Il Ministero chiede alle Regioni solo un parere su un organico definito a livello nazionale che cerca di far combinare la popolazione scolastica con le disponibilità economiche, ottenendo sempre un nulla di fatto in sede di Conferenza Unificata proprio perché alla fine si tratta di una manovra che non tiene conto delle reali esigenze dei territori.

Un’interessante operazione da condividere sarà l’organizzazione delle banche dati, affinché si abbiano informazioni sul funzionamento dell’intero sistema ai vari livelli territoriali: oggi il flusso informativo riguarda ciò che deve confluire all’ISTAT e che serve per la gestione del personale; altri elementi, tipo l’edilizia scolastica, la dispersione, ecc., sono sempre più necessari, anche in riferimento alle richieste dell’UE, ma spesso fanno parte o di ricerche particolari o si trovano in osservatori realizzati da alcune realtà regionali.

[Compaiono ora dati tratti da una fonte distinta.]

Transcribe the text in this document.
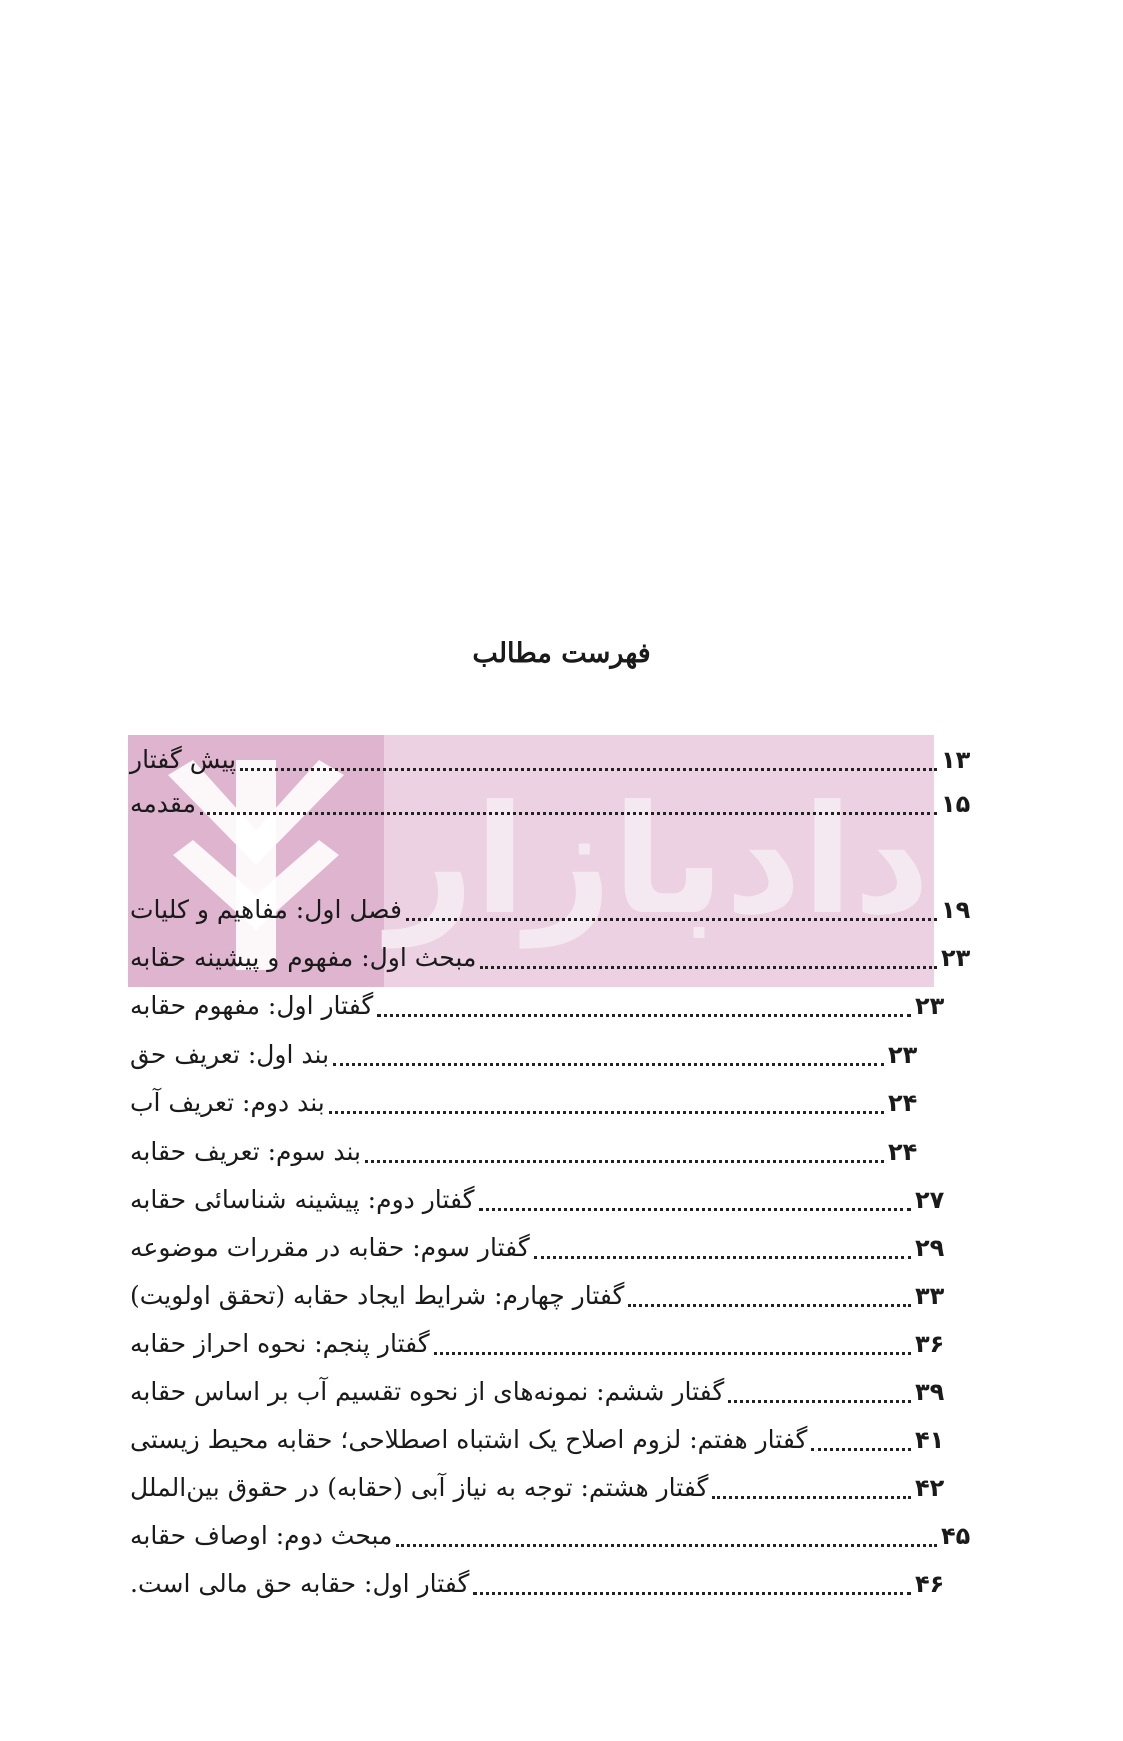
دادبازار
فهرست مطالب
پیش گفتار	۱۳
مقدمه	۱۵
فصل اول: مفاهیم و کلیات	۱۹
مبحث اول: مفهوم و پیشینه حقابه	۲۳
گفتار اول: مفهوم حقابه	۲۳
بند اول: تعریف حق	۲۳
بند دوم: تعریف آب	۲۴
بند سوم: تعریف حقابه	۲۴
گفتار دوم: پیشینه شناسائی حقابه	۲۷
گفتار سوم: حقابه در مقررات موضوعه	۲۹
گفتار چهارم: شرایط ایجاد حقابه (تحقق اولویت)	۳۳
گفتار پنجم: نحوه احراز حقابه	۳۶
گفتار ششم: نمونه‌های از نحوه تقسیم آب بر اساس حقابه	۳۹
گفتار هفتم: لزوم اصلاح یک اشتباه اصطلاحی؛ حقابه محیط زیستی	۴۱
گفتار هشتم: توجه به نیاز آبی (حقابه) در حقوق بین‌الملل	۴۲
مبحث دوم: اوصاف حقابه	۴۵
گفتار اول: حقابه حق مالی است.	۴۶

L’applicazione concordata del titolo quinto pone peraltro fine al contenzioso dinnanzi alla Corte Costituzionale alla quale spesso viene demandato il compito di occupare il vuoto politico, anche al fine di eliminare il frequente sovrapporsi di competenze e iniziative dei diversi livelli di governo.

Costi e fabbisogni standard, nonché i criteri di perequazione, vanno considerati secondo l’esigibilità e la sostenibilità del servizio e perciò dovranno vedere il pieno coinvolgimento degli enti locali e delle autonomie scolastiche.

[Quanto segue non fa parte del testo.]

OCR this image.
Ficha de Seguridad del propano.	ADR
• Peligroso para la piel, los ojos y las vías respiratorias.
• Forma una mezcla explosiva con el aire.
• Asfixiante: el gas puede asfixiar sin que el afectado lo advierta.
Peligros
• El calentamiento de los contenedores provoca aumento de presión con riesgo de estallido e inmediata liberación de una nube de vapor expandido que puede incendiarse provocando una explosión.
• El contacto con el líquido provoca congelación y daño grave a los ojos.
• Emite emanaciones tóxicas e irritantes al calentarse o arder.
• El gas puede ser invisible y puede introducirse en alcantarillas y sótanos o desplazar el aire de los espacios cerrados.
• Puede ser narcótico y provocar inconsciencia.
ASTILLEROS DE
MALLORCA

Sul riparto delle dotazioni organiche c’è una scadenza, il 30 ottobre 2012, e, nell’ambito della compatibilità finanziaria, saranno le Regioni a distribuire il personale in base alla programmazione dell’offerta formativa, secondo quanto stabilito, come si è detto, da un’apposita legge regionale, pena la sospensione dei trasferimenti. E qui c’è un bel daffare per molte assemblee legislative.

I suddetti progetti sperimentali saranno avviati previa accordo tra il Ministero e le single Regioni e potranno riguardare:

– nuovi modelli organizzativi delle istituzioni scolastiche, anche valorizzando le reti di scuole;

– modelli di reclutamento del personale;

– interventi innovativi per l’edilizia scolastica;

– raccordo dei sistemi informativi tra i diversi livelli istituzionali finalizzati al governo della rete scolastica, della gestione delle iscrizioni e per gli interventi di lotta alla dispersione.

Il nuovo documento si conclude con l’indicazione di circa un anno di tempo per realizzare tutto quanto, ma è proprio sui tempi che come detto all’inizio si nutrono perplessità, anche in relazione alla complessità dell’attività legislativa, da entrambe le parti. A ben guardare lo scadenzario andrà ad impattare pressappoco con la fine della legislatura. Un’altra volta le Regioni avevano approvato un masterplan più o meno di questo genere ponendo come termine settembre 2009. Questa sarà la volta buona ?

Il testo proposto è concreto e mostra consapevolezza circa la coerenza e l’efficacia degli esiti dell’operazione: non si può che esprimere ancora una volta fiducia e speranza.